I'll post a sample when back home.

For pitch i userd the approach from fastpitch (repo is out there) which works fine with the proposed mean pitch per symbol but I am thinking about a more complex parameterization that also allows to control some delta features (perhaps just categories of falling/rising/flat pitch or so). EDIT: here it is https://drive.google.com/file/d/1p9dJjLzJ0p0R3v0XLz-Z6hr1Xwhj-5Gd/view?usp=sharing after changing the mel padding

m-toman commented 3 years ago

Until now it seems to be better - https://drive.google.com/file/d/1LkusT0VO8cKw3nI5jJ1GBmDLCu4jP_vv/view?usp=sharing Just 7k steps, it often started to happen after 60k steps. Generally I often feel there is not really much improvement after 10k steps Training, which is quite cool considering how long Taco takes to get the attention right (if at all).

cschaefer26 commented 3 years ago

Thats only 7k steps? Impressive. I found no real improvements with a pitch module, although its fun to play around with the pitch. May be a limitation of our dataset though (8hrs only). I also tested the Nvidia FastPitch implementation, not better. I thought about looking more into the data to be honest, e.g. cleaning inconsistent pronunciations with an STT model.

m-toman commented 3 years ago

Yeah I didn't see improvement either but we need it for implementing ssml tags and it definitely works better than synthesis-resynthsis methods which introduce too much noise. And yeah probably one can think about some generative model to produce/sample interesting pitch contours.

My results were a bit strange. With both paddings modifications above I started to get weird pauses/prosody. Trained 3 times to verify it's not some random effect and at different stages of training.

Integrating DiffWave might be interesting as well.

cschaefer26 commented 3 years ago

No improvements as in with the pitch? Generally I have the same problems as you have, it seems that trainings can vary by large degrees, probably there is some randomness in what the model really fits...

m-toman commented 3 years ago

Yeah sounds pretty much the same with and without pitch model. Well, still much more robust than most taco 2 implementations. Quite a few smaller datasets that did not work at all (in the sense that the output was cut off, broken words etc.) now work well. Sometimes prosody is not as natural (rarely) but better than garbage generated.

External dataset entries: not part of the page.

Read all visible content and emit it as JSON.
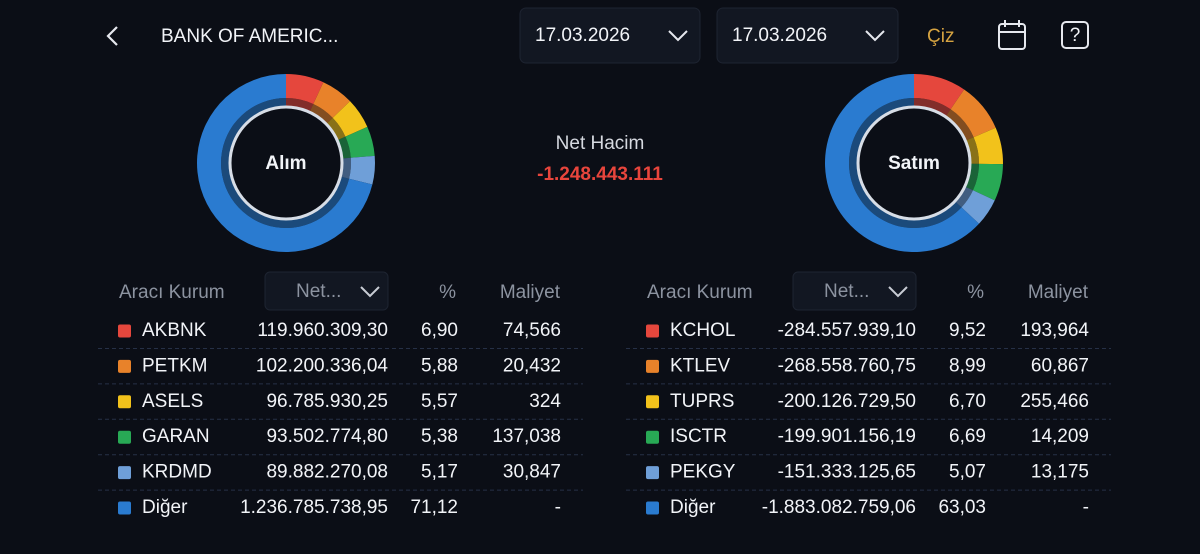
{
  "header": {
    "title": "BANK OF AMERIC...",
    "date_from": "17.03.2026",
    "date_to": "17.03.2026",
    "draw_button": "Çiz"
  },
  "summary": {
    "label": "Net Hacim",
    "value": "-1.248.443.111"
  },
  "panels": [
    {
      "chart_label": "Alım",
      "table": {
        "columns": [
          "Aracı Kurum",
          "Net...",
          "%",
          "Maliyet"
        ],
        "rows": [
          {
            "name": "AKBNK",
            "color": "#e5473d",
            "net": "119.960.309,30",
            "percent": {
              "value": 6.9,
              "label": "6,90"
            },
            "cost": "74,566"
          },
          {
            "name": "PETKM",
            "color": "#e8822a",
            "net": "102.200.336,04",
            "percent": {
              "value": 5.88,
              "label": "5,88"
            },
            "cost": "20,432"
          },
          {
            "name": "ASELS",
            "color": "#f2c21b",
            "net": "96.785.930,25",
            "percent": {
              "value": 5.57,
              "label": "5,57"
            },
            "cost": "324"
          },
          {
            "name": "GARAN",
            "color": "#28a955",
            "net": "93.502.774,80",
            "percent": {
              "value": 5.38,
              "label": "5,38"
            },
            "cost": "137,038"
          },
          {
            "name": "KRDMD",
            "color": "#6f9fd8",
            "net": "89.882.270,08",
            "percent": {
              "value": 5.17,
              "label": "5,17"
            },
            "cost": "30,847"
          },
          {
            "name": "Diğer",
            "color": "#2a7bd0",
            "net": "1.236.785.738,95",
            "percent": {
              "value": 71.12,
              "label": "71,12"
            },
            "cost": "-"
          }
        ]
      }
    },
    {
      "chart_label": "Satım",
      "table": {
        "columns": [
          "Aracı Kurum",
          "Net...",
          "%",
          "Maliyet"
        ],
        "rows": [
          {
            "name": "KCHOL",
            "color": "#e5473d",
            "net": "-284.557.939,10",
            "percent": {
              "value": 9.52,
              "label": "9,52"
            },
            "cost": "193,964"
          },
          {
            "name": "KTLEV",
            "color": "#e8822a",
            "net": "-268.558.760,75",
            "percent": {
              "value": 8.99,
              "label": "8,99"
            },
            "cost": "60,867"
          },
          {
            "name": "TUPRS",
            "color": "#f2c21b",
            "net": "-200.126.729,50",
            "percent": {
              "value": 6.7,
              "label": "6,70"
            },
            "cost": "255,466"
          },
          {
            "name": "ISCTR",
            "color": "#28a955",
            "net": "-199.901.156,19",
            "percent": {
              "value": 6.69,
              "label": "6,69"
            },
            "cost": "14,209"
          },
          {
            "name": "PEKGY",
            "color": "#6f9fd8",
            "net": "-151.333.125,65",
            "percent": {
              "value": 5.07,
              "label": "5,07"
            },
            "cost": "13,175"
          },
          {
            "name": "Diğer",
            "color": "#2a7bd0",
            "net": "-1.883.082.759,06",
            "percent": {
              "value": 63.03,
              "label": "63,03"
            },
            "cost": "-"
          }
        ]
      }
    }
  ]
}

Will try multispeaker again soon but it seemed to me as if it would average a bit too much.

cschaefer26 commented 3 years ago

Sounds good. I am regularly comparing the model to other architectures and I find that the LSTM produces a bit more fluent output but tends to more mumbling compared to a transformer basted model a la FastSpeech. Multispeaker didn't really add some benefit so far, but that could be due to lack of data yet.

cschaefer26 commented 3 years ago

Just a quick update, I merged all the pitch stuff to master, I really found a benefit using the pitch condition. I see the same as you, after 10-20k steps the model is almost done. Quick question: Did you see any improvement with positional indexing? I found some generalization problems on smaller datasets, where the voice mumbles quite a bit especially for shorter sentences, weirdly. Also, I tried to add an STT model to the training and added a CTC loss to hope that the model is forced to be clearer, first results seem quite promising actually.

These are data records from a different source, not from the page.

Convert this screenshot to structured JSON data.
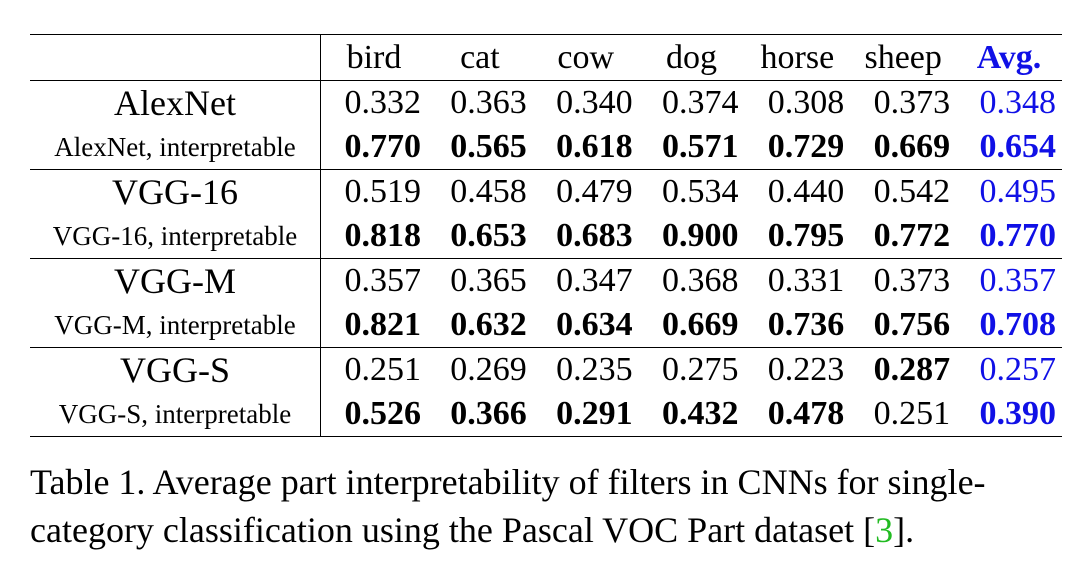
{
  "table": {
    "headers": [
      "bird",
      "cat",
      "cow",
      "dog",
      "horse",
      "sheep",
      "Avg."
    ],
    "rows": [
      {
        "model": "AlexNet",
        "values": [
          "0.332",
          "0.363",
          "0.340",
          "0.374",
          "0.308",
          "0.373",
          "0.348"
        ]
      },
      {
        "model": "AlexNet, interpretable",
        "values": [
          "0.770",
          "0.565",
          "0.618",
          "0.571",
          "0.729",
          "0.669",
          "0.654"
        ]
      },
      {
        "model": "VGG-16",
        "values": [
          "0.519",
          "0.458",
          "0.479",
          "0.534",
          "0.440",
          "0.542",
          "0.495"
        ]
      },
      {
        "model": "VGG-16, interpretable",
        "values": [
          "0.818",
          "0.653",
          "0.683",
          "0.900",
          "0.795",
          "0.772",
          "0.770"
        ]
      },
      {
        "model": "VGG-M",
        "values": [
          "0.357",
          "0.365",
          "0.347",
          "0.368",
          "0.331",
          "0.373",
          "0.357"
        ]
      },
      {
        "model": "VGG-M, interpretable",
        "values": [
          "0.821",
          "0.632",
          "0.634",
          "0.669",
          "0.736",
          "0.756",
          "0.708"
        ]
      },
      {
        "model": "VGG-S",
        "values": [
          "0.251",
          "0.269",
          "0.235",
          "0.275",
          "0.223",
          "0.287",
          "0.257"
        ]
      },
      {
        "model": "VGG-S, interpretable",
        "values": [
          "0.526",
          "0.366",
          "0.291",
          "0.432",
          "0.478",
          "0.251",
          "0.390"
        ]
      }
    ],
    "bold_cells": [
      [
        false,
        false,
        false,
        false,
        false,
        false,
        false
      ],
      [
        true,
        true,
        true,
        true,
        true,
        true,
        true
      ],
      [
        false,
        false,
        false,
        false,
        false,
        false,
        false
      ],
      [
        true,
        true,
        true,
        true,
        true,
        true,
        true
      ],
      [
        false,
        false,
        false,
        false,
        false,
        false,
        false
      ],
      [
        true,
        true,
        true,
        true,
        true,
        true,
        true
      ],
      [
        false,
        false,
        false,
        false,
        false,
        true,
        false
      ],
      [
        true,
        true,
        true,
        true,
        true,
        false,
        true
      ]
    ]
  },
  "caption": {
    "text_before": "Table 1. Average part interpretability of filters in CNNs for single-category classification using the Pascal VOC Part dataset [",
    "citation": "3",
    "text_after": "]."
  },
  "colors": {
    "avg_column": "#1010e6",
    "citation": "#22bb22",
    "text": "#000000"
  }
}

m-toman commented 3 years ago

No new experiments from my side atm. I am not fully sure about the positional index, I added it before all the other stuff and kept it in although I didn't hear a major difference.

    def expand(self, x, durations):
        idx = self.build_index(durations, x)
        y = torch.gather(x, 1, idx)
        if self.posidx:
            duration_sums = durations.sum(dim=1)
            max_target_len = duration_sums.max().int().item()
            batch_size = durations.shape[0]
            position_encodings = torch.zeros(
                batch_size, max_target_len, dtype=torch.float32).to(durations.device)
            for obj_idx in range(batch_size):
                positions = torch.cat([torch.linspace(0, 1, steps=int(dur), dtype=torch.float32)
                                       for dur in durations[obj_idx]]).to(durations.device)
                position_encodings[obj_idx, :positions.shape[0]] = positions
            y = torch.cat([y, position_encodings.unsqueeze(dim=2)], dim=2)
        return y

I've checked out the samples of Glow-TTS in Mozilla TTS but did not really seem convincing. My main issue atm is that the prosody could be better.

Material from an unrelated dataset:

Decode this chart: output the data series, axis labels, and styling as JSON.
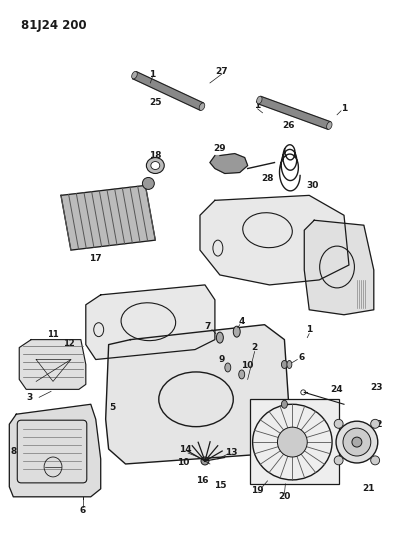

cschaefer26 commented 3 years ago

Intuitively I wouldnt expect worlds difference with pos indexing with lstms though. As for prosody, did you try to use a smaller separate duration predictor as I do? I found that the model is hugely overfitting otherwise (e.g. when duration prediction is done after the encoder). Also for prosody I have an idea I want to try out soon - similar to the pitch frequency i want to leak some duration stats from the target, e.g. some running mean of durations to condition the duration predictor on. My hope is that the model would pick up some rhythm / prosody swings in longer sentences (similar to the pitch swings).

m-toman commented 3 years ago

I tried running the duration predictor before the CBHG once but the results were a bit strange. Will try again. Also wondered if it's really a good idea to train it together with the rest or should rather be separate (or at least stop training it at some earlier point).

So you already added some "global" pitch stats to the model? Have to check your code. Could probably instead of just expanding states according to the duration value also feed the duration value itself to the Mel predictor, don't know if that would help it.

cschaefer26 commented 3 years ago

My best resuls were with a mere 64 dim gru on duration prediction with lots of dropout before. Yes, it probably makes sense to completely separate it (to be able to compare results at different stages to the least). Yeah I reimplemented the FastPitch version (with minor differences) with pitch averaged over chars.

m-toman commented 3 years ago

I'll try the different duration model as soon as I got the capacity. Also wanted to try out https://pytorch.org/blog/stochastic-weight-averaging-in-pytorch/